AWS IoT Core vs Mosquitto vs HiveMQ
| AWS IoT Core | Mosquitto | HiveMQ | |
|---|---|---|---|
| Deployment model | Fully managed SaaS (AWS) | Self-hosted (Linux, containers, edge) | Self-hosted or HiveMQ Cloud (managed) |
| Scaling | Automatic, serverless, unlimited | Single-node; no built-in clustering | Clustered, horizontal scaling |
| MQTT 5.0 support | Partial | Full (v2.0+) | Full |
| Authentication | X.509 certificates (required), IAM | Username/password, TLS certificates, plugin | Username/password, TLS certificates, extensions |
| Message routing | Rules engine to AWS services | Topic-based only; bridge for forwarding | Topic-based; enterprise extensions for routing |
| Device shadow / state | Built-in device shadow service | None (application must implement) | None native (extensions available) |
| Pricing model | Pay per message + connection minutes | Free and open source | Free (Community); licence fee (Enterprise) |
| Offline/edge use | Requires internet; not suitable for air-gapped | Runs fully offline on local network | Runs fully offline on local network |
| AWS integration | Native (Lambda, DynamoDB, S3, Kinesis, etc.) | Via bridge or custom application code | Via HiveMQ extensions or custom code |
| Best fit | Cloud-first deployments with AWS backends; no infra team | Edge/local deployments; lightweight; air-gapped sites | Enterprise on-prem; high-throughput; full MQTT 5.0 |
Common RFID deployments
- Cloud-first RFID architectures: Organisations building new RFID deployments on AWS often connect readers directly to AWS IoT Core rather than running on-premises middleware. Each reader is provisioned as a Thing with its own X.509 certificate. Tag reads flow from reader to IoT Core to Lambda to DynamoDB with no persistent server infrastructure required. This pattern works well for retail chains and logistics providers already operating within AWS.
- Multi-region reader networks: Manufacturers or 3PLs with facilities in multiple AWS regions connect readers to the nearest regional IoT Core endpoint to minimise MQTT connection latency. Regional rules engines route events to regional DynamoDB tables with global tables replication providing a unified view of inventory across all sites.
- Serverless RFID event processing: A rules engine rule routes each tag read to an AWS Lambda function that looks up the EPC in a product database, determines whether the tag has been seen before (deduplication via DynamoDB conditional writes), and triggers downstream actions such as an SNS notification or an SQS message to a WMS integration queue - all without a standing application server.
- Hybrid edge and cloud architectures: Sites with unreliable WAN links run a local Mosquitto broker that buffers reads during outages.
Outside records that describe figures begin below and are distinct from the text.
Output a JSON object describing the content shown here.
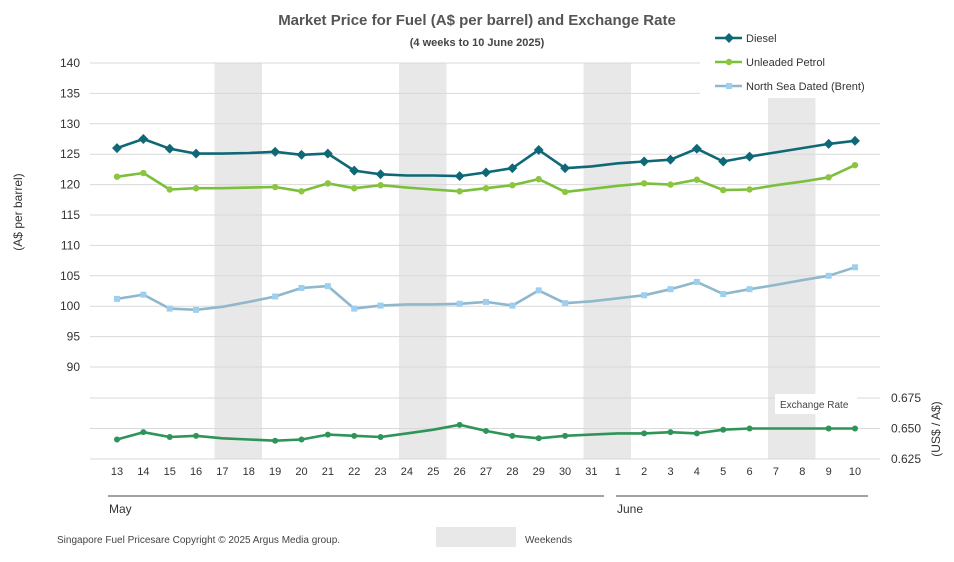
{
  "chart_data": {
    "type": "line",
    "title": "Market Price for Fuel (A$  per barrel) and Exchange Rate",
    "subtitle": "(4 weeks to 10 June 2025)",
    "ylabel": "(A$  per barrel)",
    "ylabel_right": "(US$ / A$)",
    "ylim": [
      90,
      140
    ],
    "yticks": [
      "140",
      "135",
      "130",
      "125",
      "120",
      "115",
      "110",
      "105",
      "100",
      "95",
      "90"
    ],
    "right_ylim": [
      0.625,
      0.675
    ],
    "right_yticks": [
      "0.675",
      "0.650",
      "0.625"
    ],
    "categories": [
      "13",
      "14",
      "15",
      "16",
      "17",
      "18",
      "19",
      "20",
      "21",
      "22",
      "23",
      "24",
      "25",
      "26",
      "27",
      "28",
      "29",
      "30",
      "31",
      "1",
      "2",
      "3",
      "4",
      "5",
      "6",
      "7",
      "8",
      "9",
      "10"
    ],
    "months": [
      "May",
      "June"
    ],
    "weekend_ranges": [
      [
        "17",
        "18"
      ],
      [
        "24",
        "25"
      ],
      [
        "31",
        "1"
      ],
      [
        "7",
        "8"
      ]
    ],
    "series": [
      {
        "name": "Diesel",
        "color": "#0e6876",
        "marker": "diamond",
        "values": [
          126.0,
          127.5,
          125.9,
          125.1,
          125.1,
          125.2,
          125.4,
          124.9,
          125.1,
          122.3,
          121.7,
          121.5,
          121.5,
          121.4,
          122.0,
          122.7,
          125.7,
          122.7,
          123.0,
          123.5,
          123.8,
          124.1,
          125.9,
          123.8,
          124.6,
          125.3,
          126.0,
          126.7,
          127.2
        ],
        "markers": [
          true,
          true,
          true,
          true,
          false,
          false,
          true,
          true,
          true,
          true,
          true,
          false,
          false,
          true,
          true,
          true,
          true,
          true,
          false,
          false,
          true,
          true,
          true,
          true,
          true,
          false,
          false,
          true,
          true
        ]
      },
      {
        "name": "Unleaded Petrol",
        "color": "#7cbf3c",
        "marker": "circle",
        "values": [
          121.3,
          121.9,
          119.2,
          119.4,
          119.4,
          119.5,
          119.6,
          118.9,
          120.2,
          119.4,
          119.9,
          119.5,
          119.2,
          118.9,
          119.4,
          119.9,
          120.9,
          118.8,
          119.3,
          119.8,
          120.2,
          120.0,
          120.8,
          119.1,
          119.2,
          119.9,
          120.5,
          121.2,
          123.2
        ],
        "markers": [
          true,
          true,
          true,
          true,
          false,
          false,
          true,
          true,
          true,
          true,
          true,
          false,
          false,
          true,
          true,
          true,
          true,
          true,
          false,
          false,
          true,
          true,
          true,
          true,
          true,
          false,
          false,
          true,
          true
        ]
      },
      {
        "name": "North Sea Dated (Brent)",
        "color": "#8fb8cc",
        "marker_color": "#9dd0f0",
        "marker": "square",
        "values": [
          101.2,
          101.9,
          99.6,
          99.4,
          99.9,
          100.7,
          101.6,
          103.0,
          103.3,
          99.6,
          100.1,
          100.3,
          100.3,
          100.4,
          100.7,
          100.1,
          102.6,
          100.5,
          100.8,
          101.3,
          101.8,
          102.8,
          104.0,
          102.0,
          102.8,
          103.5,
          104.3,
          105.0,
          106.4
        ],
        "markers": [
          true,
          true,
          true,
          true,
          false,
          false,
          true,
          true,
          true,
          true,
          true,
          false,
          false,
          true,
          true,
          true,
          true,
          true,
          false,
          false,
          true,
          true,
          true,
          true,
          true,
          false,
          false,
          true,
          true
        ]
      }
    ],
    "exchange_rate": {
      "name": "Exchange Rate",
      "color": "#2e9458",
      "values": [
        0.641,
        0.647,
        0.643,
        0.644,
        0.642,
        0.641,
        0.64,
        0.641,
        0.645,
        0.644,
        0.643,
        0.646,
        0.649,
        0.653,
        0.648,
        0.644,
        0.642,
        0.644,
        0.645,
        0.646,
        0.646,
        0.647,
        0.646,
        0.649,
        0.65,
        0.65,
        0.65,
        0.65,
        0.65
      ],
      "markers": [
        true,
        true,
        true,
        true,
        false,
        false,
        true,
        true,
        true,
        true,
        true,
        false,
        false,
        true,
        true,
        true,
        true,
        true,
        false,
        false,
        true,
        true,
        true,
        true,
        true,
        false,
        false,
        true,
        true
      ]
    },
    "legend_position": "top-right",
    "grid": true
  },
  "legend": {
    "weekends_label": "Weekends"
  },
  "footer": {
    "copyright": "Singapore Fuel Pricesare Copyright © 2025 Argus Media group."
  }
}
An AWS IoT Greengrass component or custom MQTT bridge forwards events to AWS IoT Core when connectivity is available. The rules engine then picks up the backlog and routes it through the same Lambda and DynamoDB pipeline as live events.
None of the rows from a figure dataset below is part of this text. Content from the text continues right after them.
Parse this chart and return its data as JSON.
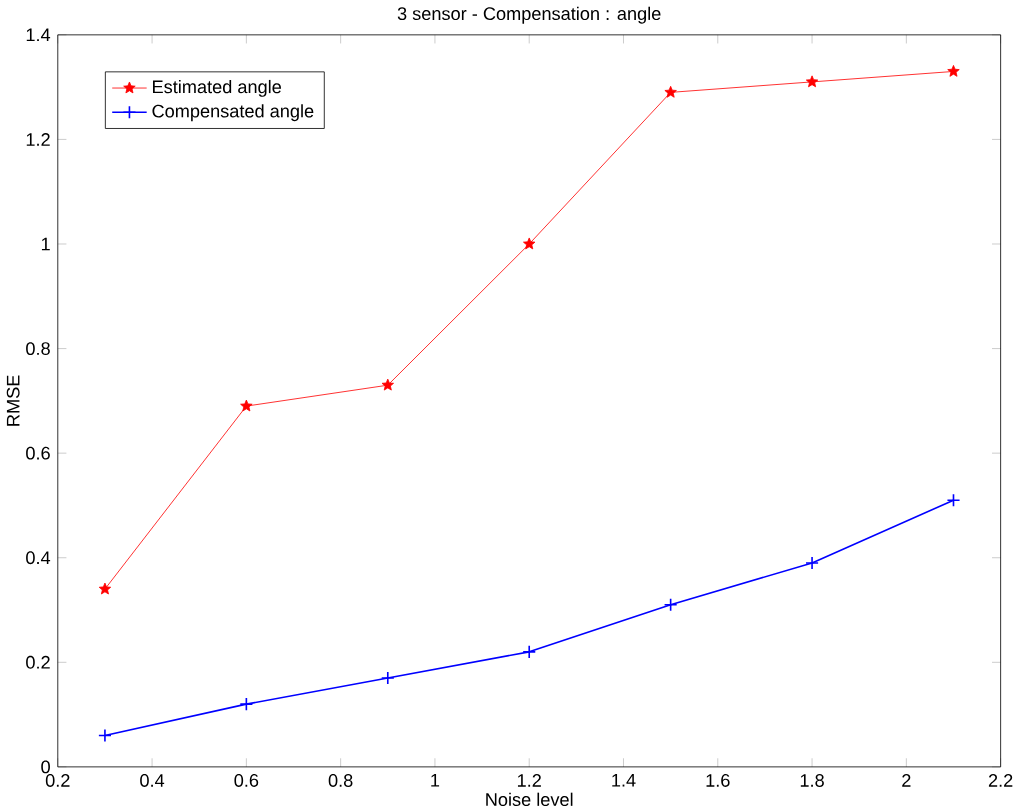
{
  "chart_data": {
    "type": "line",
    "title": "3 sensor - Compensation : angle",
    "xlabel": "Noise level",
    "ylabel": "RMSE",
    "x": [
      0.3,
      0.6,
      0.9,
      1.2,
      1.5,
      1.8,
      2.1
    ],
    "series": [
      {
        "name": "Estimated angle",
        "color": "#ff0000",
        "marker": "star",
        "values": [
          0.34,
          0.69,
          0.73,
          1.0,
          1.29,
          1.31,
          1.33
        ]
      },
      {
        "name": "Compensated angle",
        "color": "#0000ff",
        "marker": "cross",
        "values": [
          0.06,
          0.12,
          0.17,
          0.22,
          0.31,
          0.39,
          0.51
        ]
      }
    ],
    "xlim": [
      0.2,
      2.2
    ],
    "xticks": [
      0.2,
      0.4,
      0.6,
      0.8,
      1,
      1.2,
      1.4,
      1.6,
      1.8,
      2,
      2.2
    ],
    "ylim": [
      0,
      1.4
    ],
    "yticks": [
      0,
      0.2,
      0.4,
      0.6,
      0.8,
      1,
      1.2,
      1.4
    ],
    "grid": false,
    "legend": "top left",
    "line_style": "solid"
  }
}
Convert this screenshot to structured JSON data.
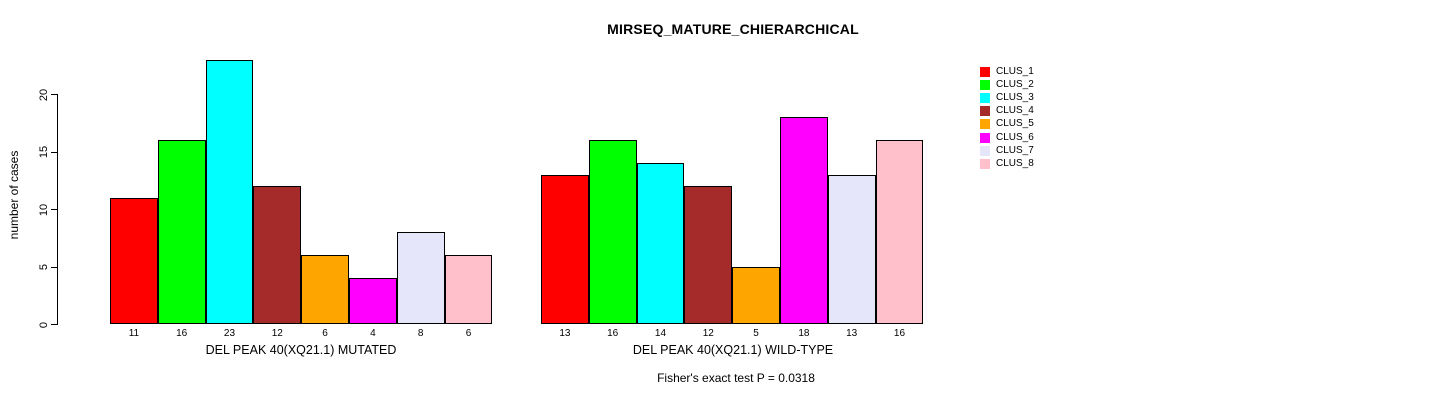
{
  "title": "MIRSEQ_MATURE_CHIERARCHICAL",
  "subtitle": "Fisher's exact test P = 0.0318",
  "ylabel": "number of cases",
  "y_axis": {
    "ticks": [
      0,
      5,
      10,
      15,
      20
    ]
  },
  "legend": {
    "position": "right",
    "entries": [
      {
        "label": "CLUS_1",
        "color": "#FF0000"
      },
      {
        "label": "CLUS_2",
        "color": "#00FF00"
      },
      {
        "label": "CLUS_3",
        "color": "#00FFFF"
      },
      {
        "label": "CLUS_4",
        "color": "#A52A2A"
      },
      {
        "label": "CLUS_5",
        "color": "#FFA500"
      },
      {
        "label": "CLUS_6",
        "color": "#FF00FF"
      },
      {
        "label": "CLUS_7",
        "color": "#E6E6FA"
      },
      {
        "label": "CLUS_8",
        "color": "#FFC0CB"
      }
    ]
  },
  "chart_data": [
    {
      "type": "bar",
      "panel": "left",
      "xlabel": "DEL PEAK 40(XQ21.1) MUTATED",
      "ylabel": "number of cases",
      "categories": [
        "CLUS_1",
        "CLUS_2",
        "CLUS_3",
        "CLUS_4",
        "CLUS_5",
        "CLUS_6",
        "CLUS_7",
        "CLUS_8"
      ],
      "values": [
        11,
        16,
        23,
        12,
        6,
        4,
        8,
        6
      ],
      "bar_labels": [
        "11",
        "16",
        "23",
        "12",
        "6",
        "4",
        "8",
        "6"
      ],
      "colors": [
        "#FF0000",
        "#00FF00",
        "#00FFFF",
        "#A52A2A",
        "#FFA500",
        "#FF00FF",
        "#E6E6FA",
        "#FFC0CB"
      ],
      "ylim": [
        0,
        23
      ],
      "grid": false
    },
    {
      "type": "bar",
      "panel": "right",
      "xlabel": "DEL PEAK 40(XQ21.1) WILD-TYPE",
      "ylabel": "number of cases",
      "categories": [
        "CLUS_1",
        "CLUS_2",
        "CLUS_3",
        "CLUS_4",
        "CLUS_5",
        "CLUS_6",
        "CLUS_7",
        "CLUS_8"
      ],
      "values": [
        13,
        16,
        14,
        12,
        5,
        18,
        13,
        16
      ],
      "bar_labels": [
        "13",
        "16",
        "14",
        "12",
        "5",
        "18",
        "13",
        "16"
      ],
      "colors": [
        "#FF0000",
        "#00FF00",
        "#00FFFF",
        "#A52A2A",
        "#FFA500",
        "#FF00FF",
        "#E6E6FA",
        "#FFC0CB"
      ],
      "ylim": [
        0,
        23
      ],
      "grid": false
    }
  ]
}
- Reader fleet management via device shadows: A fleet of hundreds of fixed readers across multiple warehouses is managed centrally using device shadows. Operators update the
desiredstate of reader configurations (antenna power, session flags, filter settings) through an AWS-hosted management console. Readers apply changes on their next connection and updatereportedstate, giving operators confirmation of applied configuration without direct network access to each reader.